I had this experience before me, and I will not say it did not impress me. My puzzle was, however, in this wise: I imagined I did not care on which horse I stood to win; in other words, I persuaded myself that it was a matter of perfect indifference to me which book took best with the public, and whether the reader thought better of “The Daltons” or “Con Cregan,” that it could in no way concern me.
That I totally misunderstood myself, or misconceived the case before me, I am now quite ready to own. For one notice of “The Daltons” by the Press, there were at least three or four of “Con Cregan,” and while the former was dismissed with a few polite and measured phrases, the latter was largely praised and freely quoted.
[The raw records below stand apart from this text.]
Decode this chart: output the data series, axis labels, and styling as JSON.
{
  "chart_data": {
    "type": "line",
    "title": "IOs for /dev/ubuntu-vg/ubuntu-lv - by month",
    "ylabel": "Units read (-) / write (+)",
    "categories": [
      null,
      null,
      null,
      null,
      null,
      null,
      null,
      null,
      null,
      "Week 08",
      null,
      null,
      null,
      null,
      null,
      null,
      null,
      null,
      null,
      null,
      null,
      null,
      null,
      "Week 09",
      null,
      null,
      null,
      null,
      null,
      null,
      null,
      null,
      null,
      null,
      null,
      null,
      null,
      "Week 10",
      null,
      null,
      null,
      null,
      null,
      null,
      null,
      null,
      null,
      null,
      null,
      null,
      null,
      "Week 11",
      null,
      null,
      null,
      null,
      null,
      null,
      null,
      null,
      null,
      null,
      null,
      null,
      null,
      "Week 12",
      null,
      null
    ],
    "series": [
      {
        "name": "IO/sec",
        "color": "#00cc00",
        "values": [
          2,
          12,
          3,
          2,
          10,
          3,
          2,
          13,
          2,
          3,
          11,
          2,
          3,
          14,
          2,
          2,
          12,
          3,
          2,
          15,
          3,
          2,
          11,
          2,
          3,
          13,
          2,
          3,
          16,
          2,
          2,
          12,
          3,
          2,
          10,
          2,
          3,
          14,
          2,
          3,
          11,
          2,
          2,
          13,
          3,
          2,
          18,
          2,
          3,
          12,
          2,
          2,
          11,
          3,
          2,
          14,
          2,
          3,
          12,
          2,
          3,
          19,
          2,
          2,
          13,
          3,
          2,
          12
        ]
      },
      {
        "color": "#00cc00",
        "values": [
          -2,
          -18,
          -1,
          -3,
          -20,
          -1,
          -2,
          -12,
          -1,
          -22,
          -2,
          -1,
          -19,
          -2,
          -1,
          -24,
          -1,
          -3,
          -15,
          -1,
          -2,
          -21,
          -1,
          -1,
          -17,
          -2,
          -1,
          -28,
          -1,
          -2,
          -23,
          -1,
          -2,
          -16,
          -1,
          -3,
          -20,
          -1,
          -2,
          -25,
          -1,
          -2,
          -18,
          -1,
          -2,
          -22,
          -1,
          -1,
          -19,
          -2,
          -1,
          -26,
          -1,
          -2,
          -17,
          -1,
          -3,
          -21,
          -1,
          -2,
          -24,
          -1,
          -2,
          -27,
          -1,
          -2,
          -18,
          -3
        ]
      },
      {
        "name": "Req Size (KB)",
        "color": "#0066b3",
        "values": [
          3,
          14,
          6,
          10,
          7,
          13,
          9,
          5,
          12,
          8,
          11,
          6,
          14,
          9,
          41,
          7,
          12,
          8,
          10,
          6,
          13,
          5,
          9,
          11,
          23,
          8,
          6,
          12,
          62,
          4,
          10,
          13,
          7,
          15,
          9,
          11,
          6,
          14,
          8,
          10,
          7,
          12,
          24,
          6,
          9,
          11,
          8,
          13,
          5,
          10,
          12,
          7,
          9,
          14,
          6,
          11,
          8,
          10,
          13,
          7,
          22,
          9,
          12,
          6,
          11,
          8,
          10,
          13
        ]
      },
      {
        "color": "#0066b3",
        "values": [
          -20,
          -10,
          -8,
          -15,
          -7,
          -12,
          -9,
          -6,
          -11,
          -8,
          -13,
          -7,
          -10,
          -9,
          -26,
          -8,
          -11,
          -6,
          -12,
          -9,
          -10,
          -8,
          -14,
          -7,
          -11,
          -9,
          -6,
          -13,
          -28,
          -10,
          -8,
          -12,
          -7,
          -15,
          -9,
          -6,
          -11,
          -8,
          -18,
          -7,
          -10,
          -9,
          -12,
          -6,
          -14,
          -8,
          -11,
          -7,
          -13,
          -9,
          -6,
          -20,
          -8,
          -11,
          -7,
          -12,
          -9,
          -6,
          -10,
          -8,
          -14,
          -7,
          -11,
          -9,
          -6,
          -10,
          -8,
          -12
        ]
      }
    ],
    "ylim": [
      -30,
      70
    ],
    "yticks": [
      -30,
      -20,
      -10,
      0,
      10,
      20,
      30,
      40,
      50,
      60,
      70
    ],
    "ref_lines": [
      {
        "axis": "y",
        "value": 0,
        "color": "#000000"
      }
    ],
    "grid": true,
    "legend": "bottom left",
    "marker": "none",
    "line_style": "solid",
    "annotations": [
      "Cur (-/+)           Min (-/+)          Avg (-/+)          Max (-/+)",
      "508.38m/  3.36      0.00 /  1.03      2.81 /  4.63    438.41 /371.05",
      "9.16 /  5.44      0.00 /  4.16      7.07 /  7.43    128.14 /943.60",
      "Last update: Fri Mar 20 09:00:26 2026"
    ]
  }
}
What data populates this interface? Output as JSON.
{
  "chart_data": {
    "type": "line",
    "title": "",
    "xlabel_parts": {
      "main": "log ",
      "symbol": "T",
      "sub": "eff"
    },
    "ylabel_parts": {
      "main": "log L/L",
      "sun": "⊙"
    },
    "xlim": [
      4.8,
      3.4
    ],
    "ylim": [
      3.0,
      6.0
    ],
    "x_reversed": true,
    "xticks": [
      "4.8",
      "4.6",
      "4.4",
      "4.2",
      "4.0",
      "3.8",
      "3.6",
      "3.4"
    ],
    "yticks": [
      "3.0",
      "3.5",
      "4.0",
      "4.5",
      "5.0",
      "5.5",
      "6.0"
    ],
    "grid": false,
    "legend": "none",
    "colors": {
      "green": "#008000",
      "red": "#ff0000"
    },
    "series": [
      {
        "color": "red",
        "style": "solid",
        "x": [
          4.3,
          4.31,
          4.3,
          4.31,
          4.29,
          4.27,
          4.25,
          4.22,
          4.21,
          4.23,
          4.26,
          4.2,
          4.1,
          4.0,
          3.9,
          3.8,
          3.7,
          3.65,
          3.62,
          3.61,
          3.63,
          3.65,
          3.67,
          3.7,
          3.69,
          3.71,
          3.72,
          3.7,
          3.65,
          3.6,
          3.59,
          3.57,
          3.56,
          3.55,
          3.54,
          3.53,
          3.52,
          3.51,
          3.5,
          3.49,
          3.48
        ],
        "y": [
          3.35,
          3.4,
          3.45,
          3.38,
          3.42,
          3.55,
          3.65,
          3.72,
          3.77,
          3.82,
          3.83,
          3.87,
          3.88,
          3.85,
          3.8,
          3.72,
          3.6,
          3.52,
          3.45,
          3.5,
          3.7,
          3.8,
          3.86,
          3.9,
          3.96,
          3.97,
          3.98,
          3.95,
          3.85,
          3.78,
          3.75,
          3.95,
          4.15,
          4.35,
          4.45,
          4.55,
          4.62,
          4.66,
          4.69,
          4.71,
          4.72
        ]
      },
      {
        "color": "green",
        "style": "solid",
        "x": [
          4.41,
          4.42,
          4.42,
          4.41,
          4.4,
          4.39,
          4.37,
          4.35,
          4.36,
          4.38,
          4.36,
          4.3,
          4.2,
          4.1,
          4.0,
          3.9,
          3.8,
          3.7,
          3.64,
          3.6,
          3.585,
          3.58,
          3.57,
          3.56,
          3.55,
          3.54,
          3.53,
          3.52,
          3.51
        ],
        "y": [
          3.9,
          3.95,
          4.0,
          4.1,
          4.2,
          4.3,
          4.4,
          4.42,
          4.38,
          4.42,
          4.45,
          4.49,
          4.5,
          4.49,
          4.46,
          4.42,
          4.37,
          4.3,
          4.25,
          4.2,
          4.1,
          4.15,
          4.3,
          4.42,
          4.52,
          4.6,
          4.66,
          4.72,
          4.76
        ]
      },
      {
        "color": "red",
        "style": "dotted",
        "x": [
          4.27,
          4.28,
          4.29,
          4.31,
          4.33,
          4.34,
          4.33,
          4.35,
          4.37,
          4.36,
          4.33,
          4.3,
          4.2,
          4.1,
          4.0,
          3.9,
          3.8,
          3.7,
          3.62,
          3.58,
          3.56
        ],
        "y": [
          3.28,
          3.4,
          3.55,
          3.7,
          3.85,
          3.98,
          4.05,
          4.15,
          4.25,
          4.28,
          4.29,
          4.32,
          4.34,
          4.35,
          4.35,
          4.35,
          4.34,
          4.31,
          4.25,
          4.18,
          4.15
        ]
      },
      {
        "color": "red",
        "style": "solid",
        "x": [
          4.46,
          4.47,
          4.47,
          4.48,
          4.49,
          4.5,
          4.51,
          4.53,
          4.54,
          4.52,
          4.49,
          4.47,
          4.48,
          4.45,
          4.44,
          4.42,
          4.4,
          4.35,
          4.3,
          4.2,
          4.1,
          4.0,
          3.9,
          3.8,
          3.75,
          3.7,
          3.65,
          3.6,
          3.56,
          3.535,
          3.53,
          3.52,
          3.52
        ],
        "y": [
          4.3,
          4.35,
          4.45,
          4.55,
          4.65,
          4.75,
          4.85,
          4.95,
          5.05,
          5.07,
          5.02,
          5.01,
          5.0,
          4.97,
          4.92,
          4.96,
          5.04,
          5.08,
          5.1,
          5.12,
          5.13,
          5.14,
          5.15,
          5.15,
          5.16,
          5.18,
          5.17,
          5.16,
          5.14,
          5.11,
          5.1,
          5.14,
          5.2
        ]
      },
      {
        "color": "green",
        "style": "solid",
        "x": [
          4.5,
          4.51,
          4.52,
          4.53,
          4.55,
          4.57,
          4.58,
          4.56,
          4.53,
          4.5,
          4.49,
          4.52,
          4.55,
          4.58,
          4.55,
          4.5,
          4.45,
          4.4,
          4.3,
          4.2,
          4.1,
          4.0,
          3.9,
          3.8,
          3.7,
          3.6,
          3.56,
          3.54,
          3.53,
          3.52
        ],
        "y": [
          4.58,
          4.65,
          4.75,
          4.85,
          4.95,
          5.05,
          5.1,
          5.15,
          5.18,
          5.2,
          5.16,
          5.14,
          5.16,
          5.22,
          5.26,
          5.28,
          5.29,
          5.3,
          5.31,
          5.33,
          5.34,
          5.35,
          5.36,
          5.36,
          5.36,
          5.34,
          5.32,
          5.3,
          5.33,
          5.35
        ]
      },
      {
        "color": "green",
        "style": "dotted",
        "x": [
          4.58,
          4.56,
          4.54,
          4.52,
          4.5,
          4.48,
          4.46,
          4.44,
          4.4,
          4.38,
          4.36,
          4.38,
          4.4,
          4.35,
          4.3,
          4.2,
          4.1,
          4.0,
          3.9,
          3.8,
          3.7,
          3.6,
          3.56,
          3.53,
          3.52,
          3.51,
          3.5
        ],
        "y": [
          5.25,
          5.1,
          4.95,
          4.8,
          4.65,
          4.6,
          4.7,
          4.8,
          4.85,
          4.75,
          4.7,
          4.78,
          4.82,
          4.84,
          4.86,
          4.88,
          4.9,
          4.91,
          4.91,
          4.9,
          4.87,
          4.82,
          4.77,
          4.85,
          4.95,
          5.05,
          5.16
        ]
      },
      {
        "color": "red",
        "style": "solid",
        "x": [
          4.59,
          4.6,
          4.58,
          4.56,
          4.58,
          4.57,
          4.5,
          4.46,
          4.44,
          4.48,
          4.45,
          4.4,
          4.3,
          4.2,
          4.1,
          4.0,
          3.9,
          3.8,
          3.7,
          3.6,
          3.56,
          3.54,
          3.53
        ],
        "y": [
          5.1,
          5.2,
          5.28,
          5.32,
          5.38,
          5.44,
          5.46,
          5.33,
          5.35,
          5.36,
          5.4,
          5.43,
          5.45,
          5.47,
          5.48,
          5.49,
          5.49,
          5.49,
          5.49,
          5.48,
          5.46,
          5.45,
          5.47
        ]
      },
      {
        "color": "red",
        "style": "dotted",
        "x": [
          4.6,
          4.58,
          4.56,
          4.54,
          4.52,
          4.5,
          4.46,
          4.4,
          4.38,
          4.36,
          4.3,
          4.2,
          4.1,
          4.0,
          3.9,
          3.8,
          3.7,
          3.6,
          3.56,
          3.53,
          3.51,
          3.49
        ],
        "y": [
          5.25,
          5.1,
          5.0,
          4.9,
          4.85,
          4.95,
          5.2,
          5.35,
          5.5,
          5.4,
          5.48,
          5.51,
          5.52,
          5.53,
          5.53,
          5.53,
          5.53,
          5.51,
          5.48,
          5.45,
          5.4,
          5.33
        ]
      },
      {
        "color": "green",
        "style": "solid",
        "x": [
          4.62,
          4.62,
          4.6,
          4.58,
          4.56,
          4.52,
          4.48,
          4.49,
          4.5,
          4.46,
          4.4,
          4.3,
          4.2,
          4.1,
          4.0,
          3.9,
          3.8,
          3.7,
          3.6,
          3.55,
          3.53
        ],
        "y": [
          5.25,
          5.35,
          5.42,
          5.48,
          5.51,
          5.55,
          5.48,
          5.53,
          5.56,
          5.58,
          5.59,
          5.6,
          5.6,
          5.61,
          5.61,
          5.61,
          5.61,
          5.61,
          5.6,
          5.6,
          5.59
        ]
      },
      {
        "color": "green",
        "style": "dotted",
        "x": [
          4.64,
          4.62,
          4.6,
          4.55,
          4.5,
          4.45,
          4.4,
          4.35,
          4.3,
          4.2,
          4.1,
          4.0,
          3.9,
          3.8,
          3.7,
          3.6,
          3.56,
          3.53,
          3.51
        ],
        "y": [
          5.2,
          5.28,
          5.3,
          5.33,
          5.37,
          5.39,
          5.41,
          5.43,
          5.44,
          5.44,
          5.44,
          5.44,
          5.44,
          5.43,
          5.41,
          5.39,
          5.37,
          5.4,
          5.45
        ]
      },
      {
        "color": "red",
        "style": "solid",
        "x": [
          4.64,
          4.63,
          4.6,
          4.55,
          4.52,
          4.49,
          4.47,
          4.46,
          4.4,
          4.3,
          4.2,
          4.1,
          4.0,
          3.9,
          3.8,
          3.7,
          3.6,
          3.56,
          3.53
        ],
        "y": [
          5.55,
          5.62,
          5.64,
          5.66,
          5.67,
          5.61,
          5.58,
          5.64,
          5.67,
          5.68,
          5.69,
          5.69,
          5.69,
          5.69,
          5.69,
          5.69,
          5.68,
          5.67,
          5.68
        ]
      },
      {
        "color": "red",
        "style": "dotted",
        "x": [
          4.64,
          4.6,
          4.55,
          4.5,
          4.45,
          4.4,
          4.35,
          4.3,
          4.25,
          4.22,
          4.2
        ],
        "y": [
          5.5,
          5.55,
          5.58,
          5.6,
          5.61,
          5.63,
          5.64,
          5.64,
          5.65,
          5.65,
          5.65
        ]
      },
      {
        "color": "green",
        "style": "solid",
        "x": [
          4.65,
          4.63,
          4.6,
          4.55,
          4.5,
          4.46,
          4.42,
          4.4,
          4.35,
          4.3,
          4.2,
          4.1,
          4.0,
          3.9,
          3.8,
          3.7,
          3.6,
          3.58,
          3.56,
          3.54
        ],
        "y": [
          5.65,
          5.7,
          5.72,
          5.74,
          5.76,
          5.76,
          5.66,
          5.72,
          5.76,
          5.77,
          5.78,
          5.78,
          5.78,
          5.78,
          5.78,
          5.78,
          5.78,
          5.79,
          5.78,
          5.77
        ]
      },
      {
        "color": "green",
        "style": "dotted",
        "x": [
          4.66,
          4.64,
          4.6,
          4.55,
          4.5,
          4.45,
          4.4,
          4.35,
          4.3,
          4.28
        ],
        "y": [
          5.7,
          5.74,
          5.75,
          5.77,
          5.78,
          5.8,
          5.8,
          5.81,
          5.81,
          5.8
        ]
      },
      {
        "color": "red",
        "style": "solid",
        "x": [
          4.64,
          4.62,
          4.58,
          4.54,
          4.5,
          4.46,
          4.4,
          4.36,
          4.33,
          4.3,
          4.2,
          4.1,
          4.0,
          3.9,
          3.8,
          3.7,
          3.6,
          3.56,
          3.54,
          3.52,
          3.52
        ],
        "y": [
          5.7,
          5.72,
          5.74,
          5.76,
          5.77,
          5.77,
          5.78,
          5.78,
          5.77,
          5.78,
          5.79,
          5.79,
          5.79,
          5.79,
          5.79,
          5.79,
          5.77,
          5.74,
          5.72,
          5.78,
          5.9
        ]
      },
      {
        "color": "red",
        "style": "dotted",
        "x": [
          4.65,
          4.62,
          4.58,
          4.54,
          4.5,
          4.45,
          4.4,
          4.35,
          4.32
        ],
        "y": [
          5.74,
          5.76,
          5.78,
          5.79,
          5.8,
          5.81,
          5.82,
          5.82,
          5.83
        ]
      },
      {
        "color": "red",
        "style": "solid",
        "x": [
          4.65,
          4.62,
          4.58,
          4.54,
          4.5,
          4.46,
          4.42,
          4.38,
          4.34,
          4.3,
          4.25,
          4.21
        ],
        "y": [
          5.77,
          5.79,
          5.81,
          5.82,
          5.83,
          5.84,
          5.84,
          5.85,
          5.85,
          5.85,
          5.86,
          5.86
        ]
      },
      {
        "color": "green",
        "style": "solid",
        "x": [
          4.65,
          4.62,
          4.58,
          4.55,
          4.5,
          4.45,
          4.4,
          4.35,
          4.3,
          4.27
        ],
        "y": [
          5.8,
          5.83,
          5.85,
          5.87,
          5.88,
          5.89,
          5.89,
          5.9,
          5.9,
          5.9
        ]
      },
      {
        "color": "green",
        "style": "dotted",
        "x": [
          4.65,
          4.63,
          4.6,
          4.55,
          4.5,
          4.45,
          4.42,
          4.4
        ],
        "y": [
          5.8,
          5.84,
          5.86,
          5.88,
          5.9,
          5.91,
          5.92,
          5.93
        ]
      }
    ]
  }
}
Nor was this all. The critics discovered in “Con Cregan” a freshness and a vigor which were so sadly deficient in “The Daltons.” It was, they averred, the work of a less practised writer, but of one whose humor was more subtle, and whose portraits, roughly sketched as they were, indicated a far higher power than the well-known author of “Harry Lorrequer.”
The unknown—for there was no attempt to guess him—was pronounced not to be an imitator of Mr. Lever, though there were certain small points of resemblance; for he was clearly original in his conception of character, in his conduct of his story, and in his dialogues, and there were traits of knowledge of life in scenes and under conditions to which Mr. Lever could lay no claim. One critic, who had found out more features of resemblance between the two writers than his colleagues, uttered a friendly caution to Mr. Lever to look to his laurels, for there was a rival in the field possessing many of the characteristics by which he first won public favor, but a racy drollery in description and a quaintness in his humor all his own. It was the amusement of one of my children at the time to collect these sage comments and torment me with their judgments, and I remember a droll little note-book, in which they were pasted, and read aloud from time to time with no small amusement and laughter.
One or two of these I have even now before me:—
“Our new novelist has great stuff in him.”—Bath Gazette.
“'Con Cregan'—author unknown—begins promisingly; his first number is a decided hit.”—Cambridge Chronicle.